Twitch’s new clip editor makes sharing vertical videos on YouTube and TikTok a breeze

Twitch released a small but powerful product update on Thursday, introducing a new tool that allows streamers to create and share short vertical video clips in seconds.

The new clip editor can be accessed through the clip manager in the creator panel. Clicking “edit and share clip” opens the fancy editing tool, which makes things simple. You can select a split view that captures two rectangular portions of a clip at once (the game stream and the camera, typically) or keep it streamlined with a full vertical portion of the clip. The only other option is to toggle to include your channel name, which sits at the top of the clip.

Within the clip editor, Twitch offers direct social sharing integration with YouTube Shorts. Direct sharing to TikTok or Instagram Reels isn’t supported for now, and it’s easy enough to do it manually, but Twitch plans to add more integrations in the future.

“We are committed to helping streamers grow and this is just one part of our broader strategy to help streamers find new viewers while making it easier to promote their content on and off Twitch,” the company said of the update. .
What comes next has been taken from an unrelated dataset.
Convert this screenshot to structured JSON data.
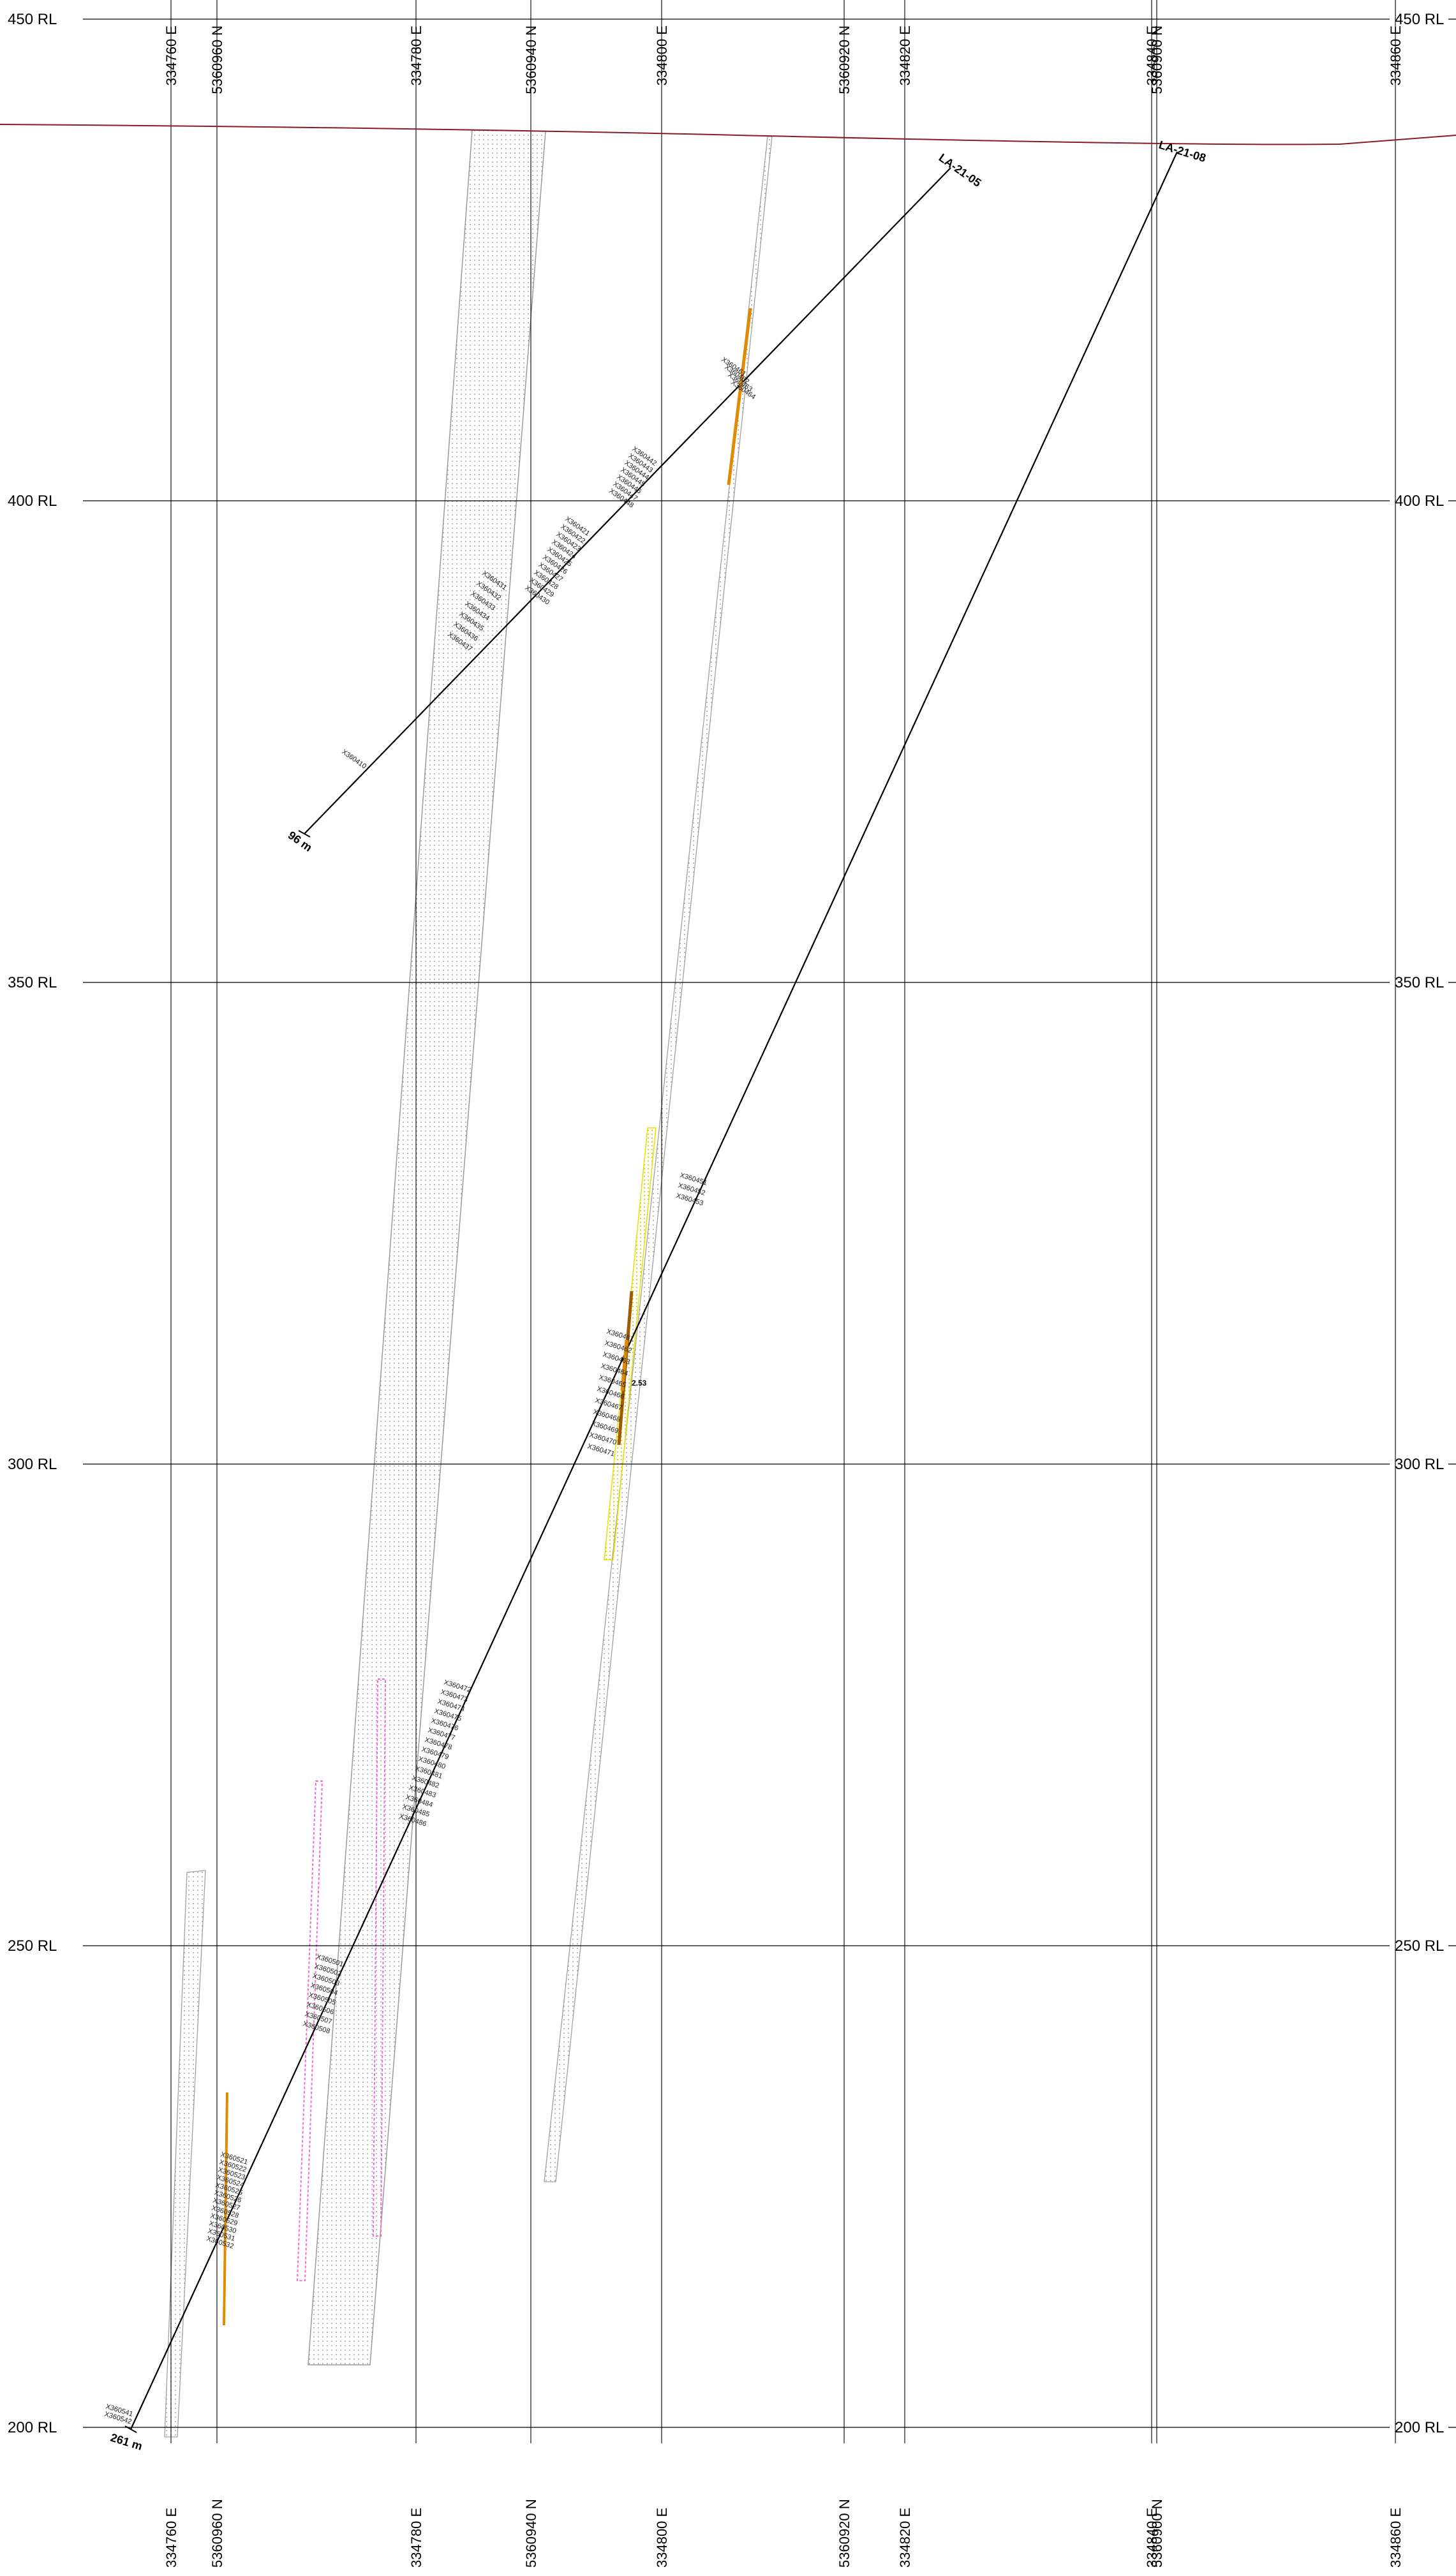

Twitch streamers are likely to be relieved that a workflow that previously sent them to third-party tools like StreamStairs it is now integrated into the platform itself. The feature update ultimately makes Twitch feel more connected to the broader social media ecosystem, a boon for a platform that works well with others and for streamers who rely on cross-promotion to build their audiences.

Unlike other social media platforms that suffer from multi-year identity crises (looking at you, Instagram), Twitch has long been committed to its core product: long-form live streaming. Twitch’s new adoption of vertical and short-form video is a small thing, but it’s easy to imagine how the company could further leverage clips to help get new streamers discovered.
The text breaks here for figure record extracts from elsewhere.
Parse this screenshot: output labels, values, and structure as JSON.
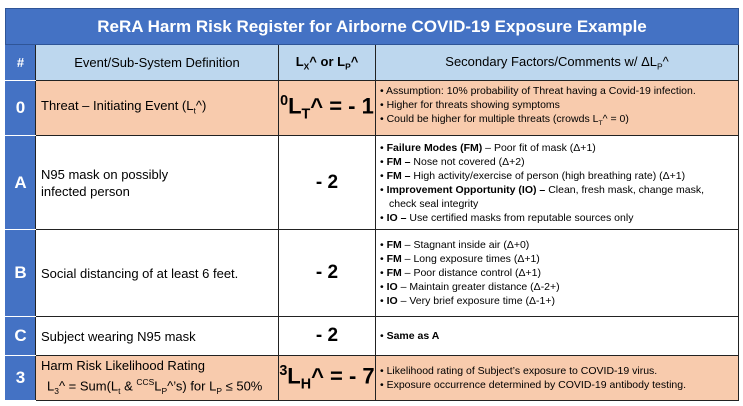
{
  "title": "ReRA Harm Risk Register for Airborne COVID-19 Exposure Example",
  "header": {
    "num": "#",
    "event": "Event/Sub-System Definition",
    "l_a": "L",
    "l_a_sub": "X",
    "l_b": "^ or L",
    "l_b_sub": "P",
    "l_c": "^",
    "comments": "Secondary Factors/Comments  w/ ΔL",
    "comments_sub": "P",
    "comments_end": "^"
  },
  "rows": [
    {
      "id": "0",
      "event": "Threat – Initiating Event (L",
      "event_sub": "t",
      "event_end": "^)",
      "l_sup": "0",
      "l_main": "L",
      "l_sub": "T",
      "l_end": "^ = - 1",
      "bullets": [
        {
          "b": "",
          "t": "Assumption: 10% probability of Threat having a Covid-19 infection."
        },
        {
          "b": "",
          "t": "Higher for threats showing symptoms"
        },
        {
          "b": "",
          "t": "Could be higher for multiple threats (crowds L",
          "sub": "T",
          "t2": "^ = 0)"
        }
      ]
    },
    {
      "id": "A",
      "event": "N95 mask on possibly infected person",
      "l": "- 2",
      "bullets": [
        {
          "b": "Failure Modes (FM)",
          "t": " – Poor fit of mask (Δ+1)"
        },
        {
          "b": "FM –",
          "t": " Nose not covered (Δ+2)"
        },
        {
          "b": "FM –",
          "t": " High activity/exercise of person (high breathing rate) (Δ+1)"
        },
        {
          "b": "Improvement Opportunity (IO)  –",
          "t": " Clean, fresh mask, change mask, check seal integrity"
        },
        {
          "b": "IO –",
          "t": " Use certified masks from reputable sources only"
        }
      ]
    },
    {
      "id": "B",
      "event": "Social distancing of at least 6 feet.",
      "l": "- 2",
      "bullets": [
        {
          "b": "FM",
          "t": " – Stagnant inside air (Δ+0)"
        },
        {
          "b": "FM",
          "t": " – Long exposure times (Δ+1)"
        },
        {
          "b": "FM",
          "t": " – Poor distance control (Δ+1)"
        },
        {
          "b": "IO",
          "t": " – Maintain greater distance (Δ-2+)"
        },
        {
          "b": "IO",
          "t": " – Very brief exposure time (Δ-1+)"
        }
      ]
    },
    {
      "id": "C",
      "event": "Subject wearing N95 mask",
      "l": "- 2",
      "bullets": [
        {
          "b": "Same as A",
          "t": ""
        }
      ]
    },
    {
      "id": "3",
      "event": "Harm Risk Likelihood Rating",
      "event2_a": "L",
      "event2_sub1": "3",
      "event2_b": "^ = Sum(L",
      "event2_sub2": "t",
      "event2_c": " & ",
      "event2_sup": "CCS",
      "event2_d": "L",
      "event2_sub3": "P",
      "event2_e": "^’s) for L",
      "event2_sub4": "P",
      "event2_f": " ≤ 50%",
      "l_sup": "3",
      "l_main": "L",
      "l_sub": "H",
      "l_end": "^ = - 7",
      "bullets": [
        {
          "b": "",
          "t": "Likelihood rating of Subject’s exposure to COVID-19 virus."
        },
        {
          "b": "",
          "t": "Exposure occurrence determined by COVID-19 antibody testing."
        }
      ]
    }
  ]
}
Twitch’s emphasis on live streaming is a double-edged sword. Discovery remains a pain point on the platform, keeping creators tied to grueling streaming schedules, incentivizing more live time above all else. But the company’s leadership seems well aware of that fact, realizing that keeping streaming sustainable for the long term is one of the biggest challenges facing the platform today.

Even with its laser focus on live streaming, there’s nothing stopping Twitch from getting creative with short-form videos to solve some of its discovery problems. For now, the new clip editor is just a handy solution for overworked creators, but Twitch might be smart to turn it into something much bigger in the future.